EEN PELGRIMSTOCHT NAAR DE TOEKOMST; lezing door Christa Anbeek:

Op 26 november 2014 luisterde ik naar een lezing van Christa Anbeek, maakte  aantekeningen en werkte het verder uit:

Christa Anbeek is geboren in 1961. Ze is Remonstrants theologe, schrijfster en bijzonder hoogleraar bij het Remonstrants Seminarie en ze is universitair hoofddocent Existentiële en Levensbeschouwelijke Reflectievaardigheden aan de Universiteit voor Humanistiek.

De lezing gaat over kwetsbaarheid en vergankelijkheid. Hoe denken we over onze toekomst? Hoe geven we zin aan het verglijden van de tijd en de eindigheid van ons bestaan?

De dood is de rode draad in het leven van Christa en over die ervaringen heeft ze boeken geschreven. Als predikante houdt ze zich bezig met geloven en religie, is ze geïnteresseerd in filosofie en vindt ze dat elk mens en elk leven uniek is. In haar werk gaat het om het onderlinge gesprek en ook nu vindt ze het belangrijk dat de luisteraars gelegenheid krijgen om vragen te stellen.
Kwetsbaarheid en vergankelijkheid. In dit verband verwijst ze naar de filosofen Martin Heidegger (1889-1976) en Hannah Arendt (1906-1975), geliefden en vrienden van elkaar. Daar waar Heidegger spreekt over zelfbewustzijn, over het aanvaarden van onze dood die eens komt en de noodzaak te leven in het bewustzijn van de dood (‘Sein-zum-Tode’), bedacht Arendt de term geboortelijkheid/nataliteit, namelijk dat wij als mensen ons leven kunnen veranderen en steeds weer opnieuw kunnen beginnen.

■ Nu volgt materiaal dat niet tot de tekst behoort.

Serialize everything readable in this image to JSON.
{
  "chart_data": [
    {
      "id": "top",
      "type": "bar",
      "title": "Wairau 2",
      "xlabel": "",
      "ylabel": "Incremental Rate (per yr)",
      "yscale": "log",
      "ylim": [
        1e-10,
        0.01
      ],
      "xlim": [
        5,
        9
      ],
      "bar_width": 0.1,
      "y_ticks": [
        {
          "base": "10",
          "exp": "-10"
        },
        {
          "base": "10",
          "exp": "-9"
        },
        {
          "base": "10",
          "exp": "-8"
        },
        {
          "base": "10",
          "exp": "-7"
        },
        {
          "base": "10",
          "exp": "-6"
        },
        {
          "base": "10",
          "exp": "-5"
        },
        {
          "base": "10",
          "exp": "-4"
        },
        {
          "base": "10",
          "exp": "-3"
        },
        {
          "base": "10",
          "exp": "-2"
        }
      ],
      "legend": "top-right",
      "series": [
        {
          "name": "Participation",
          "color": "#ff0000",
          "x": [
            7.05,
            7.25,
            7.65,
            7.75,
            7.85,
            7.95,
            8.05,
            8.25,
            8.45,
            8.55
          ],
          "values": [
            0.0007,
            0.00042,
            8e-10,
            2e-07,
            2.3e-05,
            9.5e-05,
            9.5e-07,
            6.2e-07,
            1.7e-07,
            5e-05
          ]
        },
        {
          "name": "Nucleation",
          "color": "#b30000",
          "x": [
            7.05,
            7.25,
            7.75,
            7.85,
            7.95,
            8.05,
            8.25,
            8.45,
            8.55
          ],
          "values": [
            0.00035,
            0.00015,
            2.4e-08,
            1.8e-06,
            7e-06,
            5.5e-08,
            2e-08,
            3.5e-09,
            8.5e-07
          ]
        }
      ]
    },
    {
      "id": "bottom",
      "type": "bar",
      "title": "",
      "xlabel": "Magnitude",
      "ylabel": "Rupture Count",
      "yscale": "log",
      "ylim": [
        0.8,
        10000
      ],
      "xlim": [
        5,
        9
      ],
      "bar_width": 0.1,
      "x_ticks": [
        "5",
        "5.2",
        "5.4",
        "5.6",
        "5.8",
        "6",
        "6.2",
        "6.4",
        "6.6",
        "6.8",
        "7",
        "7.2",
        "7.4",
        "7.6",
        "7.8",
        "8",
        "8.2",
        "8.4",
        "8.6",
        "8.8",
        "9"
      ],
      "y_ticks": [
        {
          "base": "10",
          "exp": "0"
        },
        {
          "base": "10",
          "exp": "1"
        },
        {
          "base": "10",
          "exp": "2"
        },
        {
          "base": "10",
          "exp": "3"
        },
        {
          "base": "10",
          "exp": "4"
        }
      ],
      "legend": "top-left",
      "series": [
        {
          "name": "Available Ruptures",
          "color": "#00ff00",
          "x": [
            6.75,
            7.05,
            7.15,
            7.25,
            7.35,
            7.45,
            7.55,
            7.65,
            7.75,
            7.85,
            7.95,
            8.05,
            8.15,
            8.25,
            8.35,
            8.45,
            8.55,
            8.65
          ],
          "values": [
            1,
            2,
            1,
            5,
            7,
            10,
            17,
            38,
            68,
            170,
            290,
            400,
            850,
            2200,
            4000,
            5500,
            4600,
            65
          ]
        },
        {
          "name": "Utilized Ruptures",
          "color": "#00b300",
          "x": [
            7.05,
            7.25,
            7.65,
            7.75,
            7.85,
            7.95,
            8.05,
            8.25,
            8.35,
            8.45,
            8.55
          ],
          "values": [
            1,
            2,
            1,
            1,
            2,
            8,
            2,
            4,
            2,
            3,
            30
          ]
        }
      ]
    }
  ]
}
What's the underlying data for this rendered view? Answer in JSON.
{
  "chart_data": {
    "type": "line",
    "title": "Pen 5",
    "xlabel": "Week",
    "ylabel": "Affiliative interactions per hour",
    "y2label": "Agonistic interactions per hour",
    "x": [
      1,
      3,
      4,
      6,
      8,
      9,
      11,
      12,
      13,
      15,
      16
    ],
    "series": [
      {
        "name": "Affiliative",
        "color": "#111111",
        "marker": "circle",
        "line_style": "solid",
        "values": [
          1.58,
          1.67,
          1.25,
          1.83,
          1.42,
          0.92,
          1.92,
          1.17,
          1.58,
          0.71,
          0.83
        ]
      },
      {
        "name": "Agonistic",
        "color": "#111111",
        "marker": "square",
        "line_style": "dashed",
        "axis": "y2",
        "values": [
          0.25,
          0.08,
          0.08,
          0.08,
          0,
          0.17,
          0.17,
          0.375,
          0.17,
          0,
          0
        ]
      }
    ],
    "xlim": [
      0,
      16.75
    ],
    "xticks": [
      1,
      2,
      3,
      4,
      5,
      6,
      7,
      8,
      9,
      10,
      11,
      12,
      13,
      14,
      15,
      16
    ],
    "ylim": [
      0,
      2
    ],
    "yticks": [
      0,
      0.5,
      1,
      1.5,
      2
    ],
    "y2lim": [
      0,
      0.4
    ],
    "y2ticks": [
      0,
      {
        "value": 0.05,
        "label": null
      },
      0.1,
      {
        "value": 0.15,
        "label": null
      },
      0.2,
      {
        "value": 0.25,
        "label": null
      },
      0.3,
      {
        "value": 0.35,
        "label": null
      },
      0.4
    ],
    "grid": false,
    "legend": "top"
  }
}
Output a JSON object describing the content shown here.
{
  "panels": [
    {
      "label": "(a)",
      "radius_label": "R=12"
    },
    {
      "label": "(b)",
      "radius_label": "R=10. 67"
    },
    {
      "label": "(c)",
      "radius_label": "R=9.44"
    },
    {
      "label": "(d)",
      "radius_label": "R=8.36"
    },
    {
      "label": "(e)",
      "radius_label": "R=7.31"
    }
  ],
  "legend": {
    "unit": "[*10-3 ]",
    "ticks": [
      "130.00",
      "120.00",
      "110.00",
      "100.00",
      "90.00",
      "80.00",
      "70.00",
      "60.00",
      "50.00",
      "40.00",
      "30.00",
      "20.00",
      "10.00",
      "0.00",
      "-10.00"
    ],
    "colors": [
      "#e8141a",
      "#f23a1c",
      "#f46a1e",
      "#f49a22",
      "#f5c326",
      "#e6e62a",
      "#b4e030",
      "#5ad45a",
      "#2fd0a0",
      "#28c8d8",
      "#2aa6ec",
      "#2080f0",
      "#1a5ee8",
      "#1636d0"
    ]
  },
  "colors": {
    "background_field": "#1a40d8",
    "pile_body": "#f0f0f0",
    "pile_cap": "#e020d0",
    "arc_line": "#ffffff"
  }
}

Tegenwoordig leven we erop los alsof het leven oneindig is, alsof de dood niet bestaat. Onze sterfelijkheid is niet iets waar we het graag over hebben maar als je de dood in de ogen kijkt  zie je hoe kostbaar het leven is. Wees je bewust van elke keuze die je maakt en ga zorgvuldig om met elk moment. Wij worden geboren en we sterven maar niet de dood is het meest bijzondere moment, het gaat om het geboren worden. Elke geboorte is uniek: deze mens die geboren wordt is er nooit eerder geweest en zal er ook nooit meer zijn.

Alhoewel wij allen een uniek leven leiden, lijken we veel op elkaar. We moeten daarom elkaar leren kennen. De kunst van het leven is om met woorden en daden steeds opnieuw geboren te worden, niet in je eentje maar in contact met de ander, in het verschijnen aan elkaar, het samen bezig zijn, daar gebeurt iets wezenlijks. Het intermenselijk contact maakt ons wie we zijn.

Het gaat om de verschillende levenswijsheden die ieder vergaart door eigen ervaringen, door schade en schande wijzer geworden. Soms maakt een mens weliswaar veel mee maar leert er niet van. Wijsheid komt niet vanzelf, het vraagt om bewustwording van alle ervaringen en wat zij in je leven teweeg hebben gebracht.
Bijvoorbeeld kwetsbaarheid. Sta stil bij het durven voelen waar je niet alles onder controle had, daar waar je niet wist wat te doen, waar je dromen niet uitkwamen, waar je te maken kreeg met ziekte, dood en verlies.
Een bewuste houding: durf te kijken naar het breekbare, het kwetsbare, het mysterie, het wonderlijke wat zich voordoet.

Christa: De rode draad in mijn werk is een zoektocht naar ervaringen, het zoeken naar zin en betekenis van leven en dood. Wat is dit voor bestaan, wat is toeval, is er een diepere zin. Daar hield ik mij al op jongere leeftijd mee bezig. Tegenwoordig is het niet alleen meer een zoektocht naar die ervaringen maar wordt er iets zichtbaar binnen de pijn van die ervaringen. Iets dat niet zichtbaar is wanneer alles in je leven op rolletjes loopt. Bij ziekte worden andere dingen belangrijker voor je dan voordat je ziek werd en je wilt niet meer je tijd verdoen aan onbelangrijke zaken. Dat ‘iets’ wat zich laat zien vraagt om woorden, anders licht het niet op, er gebeurt iets van belang.  En wat is dat belang?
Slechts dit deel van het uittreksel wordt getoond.